Algeria features a diverse climate with distinct zones. The northern coastal areas, including cities like Algiers, experience a Mediterranean climate characterized by mild, wet winters and hot, dry summers. Inland regions, such as the high plateaus, have a semi-arid climate with hot summers and cold winters, while the Sahara Desert in the south exhibits extreme arid conditions with scorching temperatures during the day and chilly nights. Mountainous areas, like the Atlas Mountains, showcase varied climates based on altitude, with some regions receiving snowfall in winter. Oases within the Sahara create unique microclimates, supporting vegetation and providing a contrast to the surrounding arid landscapes.
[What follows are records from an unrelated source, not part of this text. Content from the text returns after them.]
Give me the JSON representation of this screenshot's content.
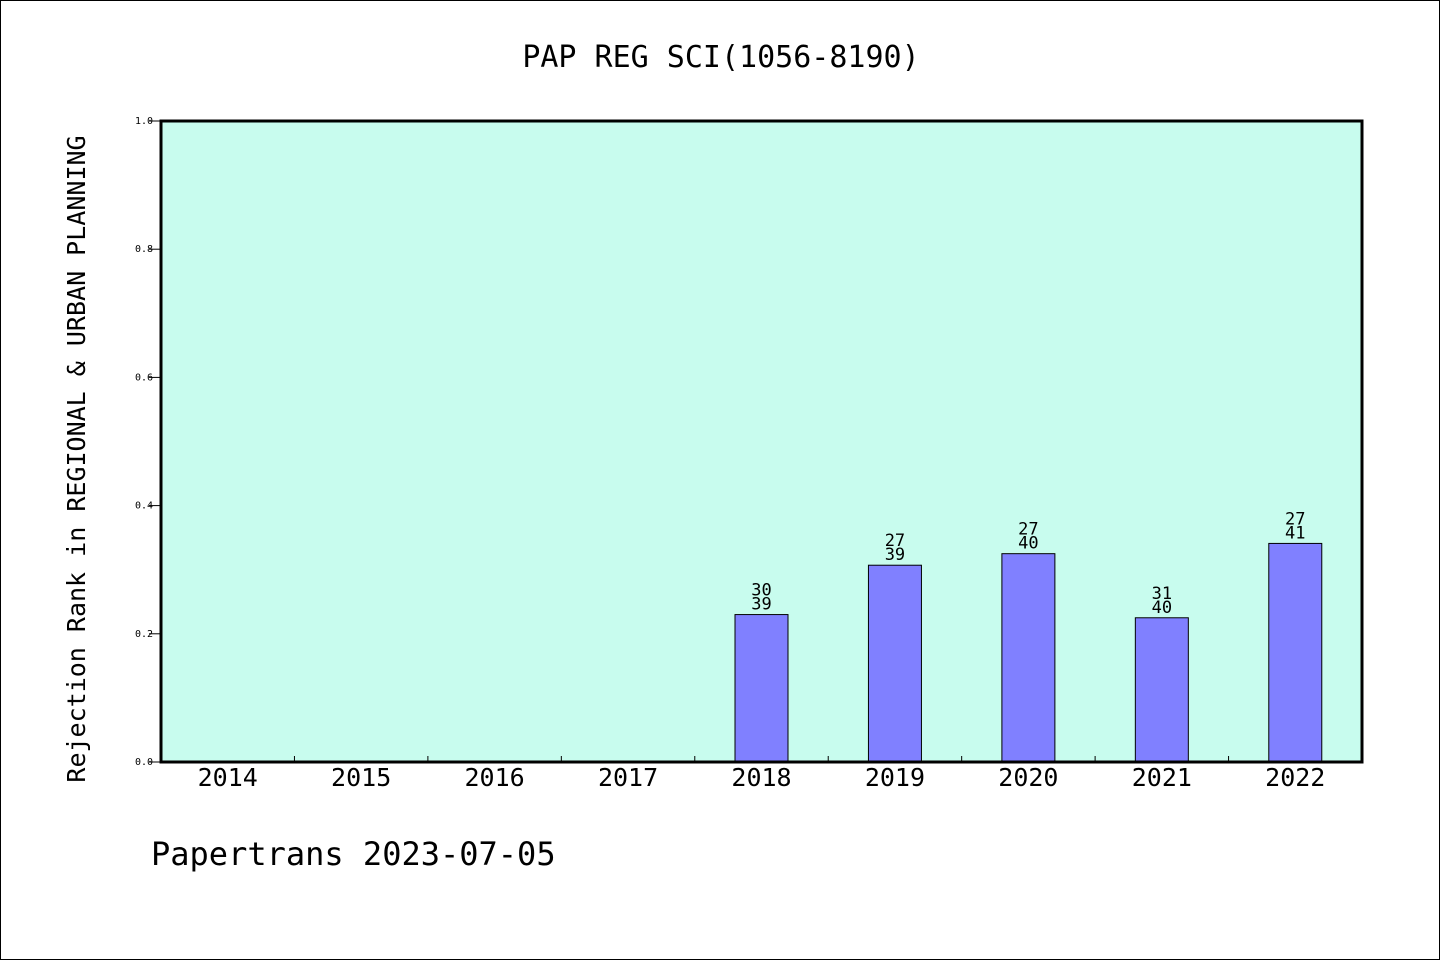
{
  "chart_data": {
    "type": "bar",
    "title": "PAP REG SCI(1056-8190)",
    "xlabel": "",
    "ylabel": "Rejection Rank in REGIONAL & URBAN PLANNING",
    "ylim": [
      0.0,
      1.0
    ],
    "yticks": [
      "0.0",
      "0.2",
      "0.4",
      "0.6",
      "0.8",
      "1.0"
    ],
    "grid": false,
    "categories": [
      "2014",
      "2015",
      "2016",
      "2017",
      "2018",
      "2019",
      "2020",
      "2021",
      "2022"
    ],
    "values": [
      null,
      null,
      null,
      null,
      0.23,
      0.307,
      0.325,
      0.225,
      0.341
    ],
    "rank_labels": [
      null,
      null,
      null,
      null,
      "30",
      "27",
      "27",
      "31",
      "27"
    ],
    "total_labels": [
      null,
      null,
      null,
      null,
      "39",
      "39",
      "40",
      "40",
      "41"
    ]
  },
  "footer": "Papertrans 2023-07-05",
  "colors": {
    "plot_background": "#c8fcee",
    "bar_fill": "#8080ff",
    "axis": "#000000"
  }
}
Algeria’s currency is the dinar (DZD).

Algeria, whose economy is reliant on petroleum, has been an OPEC member since 1969. Its crude oil production stands at around 1.1 million barrels/day, but it is also a major gas producer and exporter, with important links to Europe.

Algerian Money

Algeria has a population of an estimated 44 million, of which the majority, 75% to 85% are ethnically Arab. At the outset of the 20th century, its population was approximately four million. About 90% of Algerians live in the northern, coastal area; the inhabitants of the Sahara desert are mainly concentrated in oases, although some 1.5 million remain nomadic or partly nomadic. 28.1% of Algerians are under the age of 15.


There are several UNESCO World Heritage Sites in Algeria including Al Qal’a of Beni Hammad, the first capital of the Hammadid empire; Tipasa, a Phoenician and later Roman town; and Djémila and Timgad, both Roman ruins; M’Zab Valley, a limestone valley containing a large urbanized oasis; and the Casbah of Algiers, an important citadel. The only natural World Heritage Site is the Tassili n’Ajjer, a mountain range.

Largest cities
9Sidi Bel Abbès210,146

Algeria is a semi-presidential republic, with local constituencies consisting of 58 provinces and 1,541 communes. 

Algeria is a regional power in North Africa and possesses significant economic influence in the region, largely due to its substantial reserves of oil and natural gas. It is one of the largest producers of hydrocarbons in Africa, and its energy exports contribute significantly to its economic strength. Algeria has been actively involved in regional diplomacy and has played a role in mediating conflicts in the Maghreb region.

It has the highest Human Development Index of all continental African countries and one of the largest economies on the continent, based largely on energy exports. Algeria has the world’s sixteenth-largest oil reserves and the ninth-largest reserves of natural gas. Sonatrach, the national oil company, is the largest company in Africa, supplying large amounts of natural gas to Europe.

Algeria has a sizable and capable military, and it has played a role in regional security efforts on the continent. It is a member of the African Union, the Arab League, the OIC, OPEC, the United Nations, and the Arab Maghreb Union, of which it is a founding member.